In The Stories Julian Tells, we are asked as readers to be dream keepers for Julian. By exposing Julian's true character, Cameron opens Julian's own blue cloud-cloth and offers my young listeners his dreams: to be so bold as to sneak a taste of pudding, to be man enough to right his mistakes, to believe in magic, to be at peace with being afraid sometimes, to find a friend.
There is an intimacy that comes from sharing these dreams, for a shared dream implies that we, too, could achieve it and “[w]e read fiction not just to see ourselves but also to imagine ourselves as we might be” (Maass 108). Julian's ordinary dreams are achieved in extraordinary ways and in revealing the extraordinary within the ordinary, Cameron dares us to dream that our own ordinary selves might just be extraordinary, too.
Works Cited
Cameron, Ann.
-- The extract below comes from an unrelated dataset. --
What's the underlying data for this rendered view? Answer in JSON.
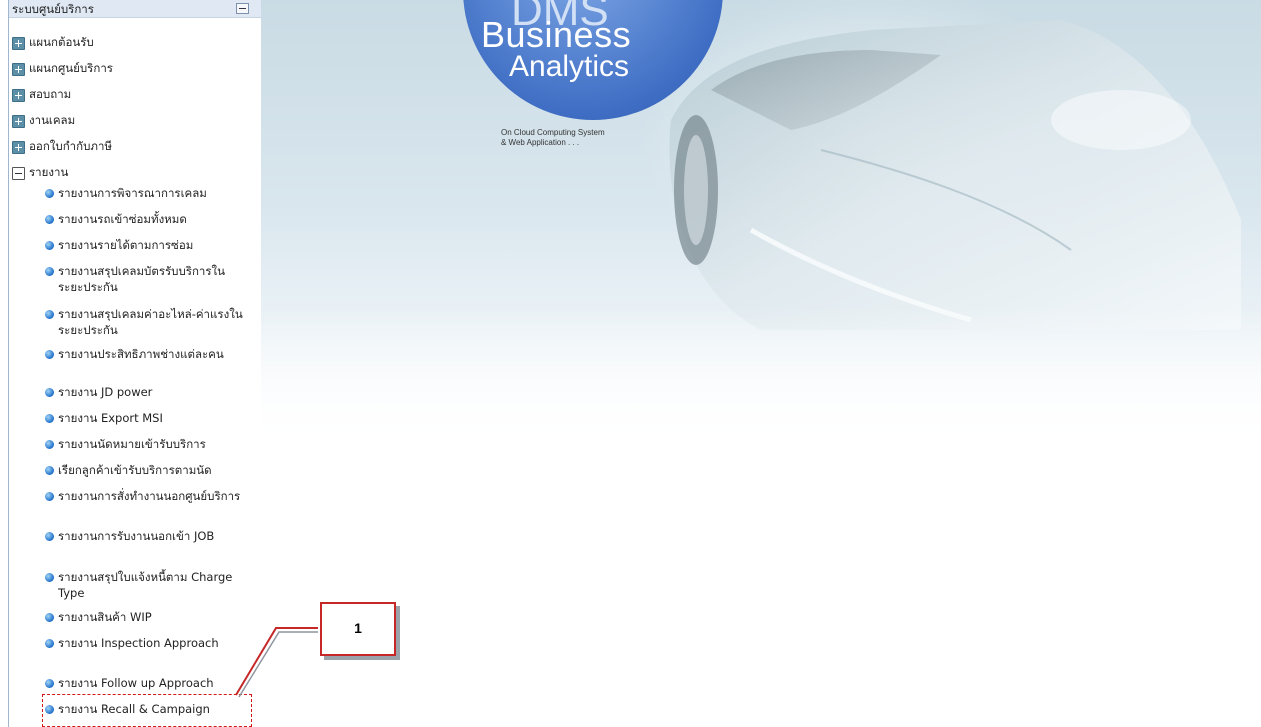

The Stories Julian Tells. Illus. Ann Strugnell. New York: Pantheon Books, 1981. Print.
Henkes, Kevin. The Year of Billy Miller. New York: Greenwillow Books, 2013. Print.
Hughes, Langston. The Dream Keeper and Other Poems. Illus. Brian Pinkney. New York: Alfred A. Knopf, 1994. Print.
Maass, Donald. Writing the Breakout Novel. Cincinnati: Writer's Digest Books, 2001. Print.
McKee, Robert. Story: Substance, Structure, Style, and Principles of Screenwriting. New York: HarperCollins, 1997. Print.